CodeGuard is unlike ISP based backups. Instead of a static snapshot of your site kept by your ISP (hopefully), we use a File Integrity Monitoring system built on a version control system and store site data in the cloud.  CodeGuard backups are stored as the differential between each daily scan of the site; allowing users visibility into what has changed along with the ability to “undo” changes on their site and restore to a past version in real time (minus the time it takes to push the files over FTP), much like Time Machine for Apple OS does for your laptop.  

If the current backup solutions for webmasters are lackluster, then the systems that alert webmasters if their site has been hacked are criminal. Webmasters discover they have been hacked because traffic suddenly disappears, they see a warning message on Google when searching for themselves, or they get an email from a customer complaining about strange behavior.  

CodeGuard’s differential backup is a game changer for hacking detection and remediation.
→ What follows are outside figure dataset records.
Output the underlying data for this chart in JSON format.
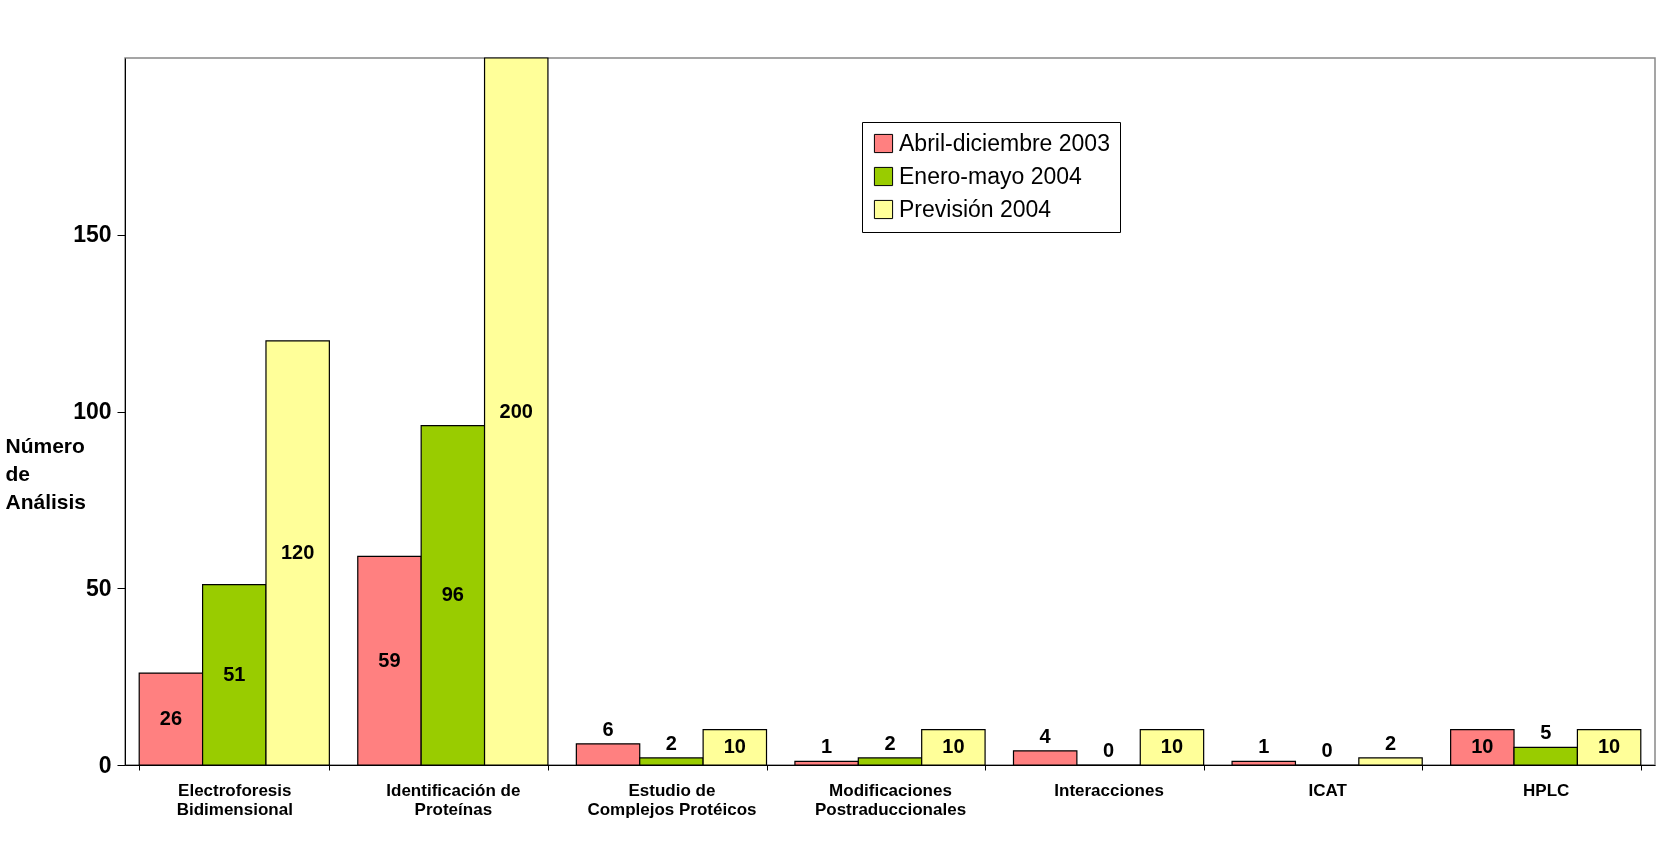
{
  "chart_data": {
    "type": "bar",
    "ylabel": "Número de Análisis",
    "categories": [
      "Electroforesis Bidimensional",
      "Identificación de Proteínas",
      "Estudio de Complejos Protéicos",
      "Modificaciones Postraduccionales",
      "Interacciones",
      "ICAT",
      "HPLC"
    ],
    "series": [
      {
        "name": "Abril-diciembre 2003",
        "color": "#ff8080",
        "values": [
          26,
          59,
          6,
          1,
          4,
          1,
          10
        ]
      },
      {
        "name": "Enero-mayo 2004",
        "color": "#99cc00",
        "values": [
          51,
          96,
          2,
          2,
          0,
          0,
          5
        ]
      },
      {
        "name": "Previsión 2004",
        "color": "#ffff99",
        "values": [
          120,
          200,
          10,
          10,
          10,
          2,
          10
        ]
      }
    ],
    "ylim": [
      0,
      200
    ],
    "yticks": [
      0,
      50,
      100,
      150
    ],
    "grid": false,
    "legend": "top right",
    "data_labels": true
  }
}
In addition to pinging the Google Safe Browsing API for our clients, we also scan files that have been modified since our last backup.  This allows us to identify hacking and alert the site owner before they can spread malware, have their links pirated or act as a parasitic host for spammers–hopefully before safe browsing alerts quarantines the site and kills all of the traffic.  

In the event a hack or an unauthorized change is detected, webmasters can quickly revert to the last known “good” version and have their site working in minutes without engaging a developers to remediate the issue.  CodeGuard can then be set to automatically revert the site to that version until the owner is able to patch the vulnerability in the site.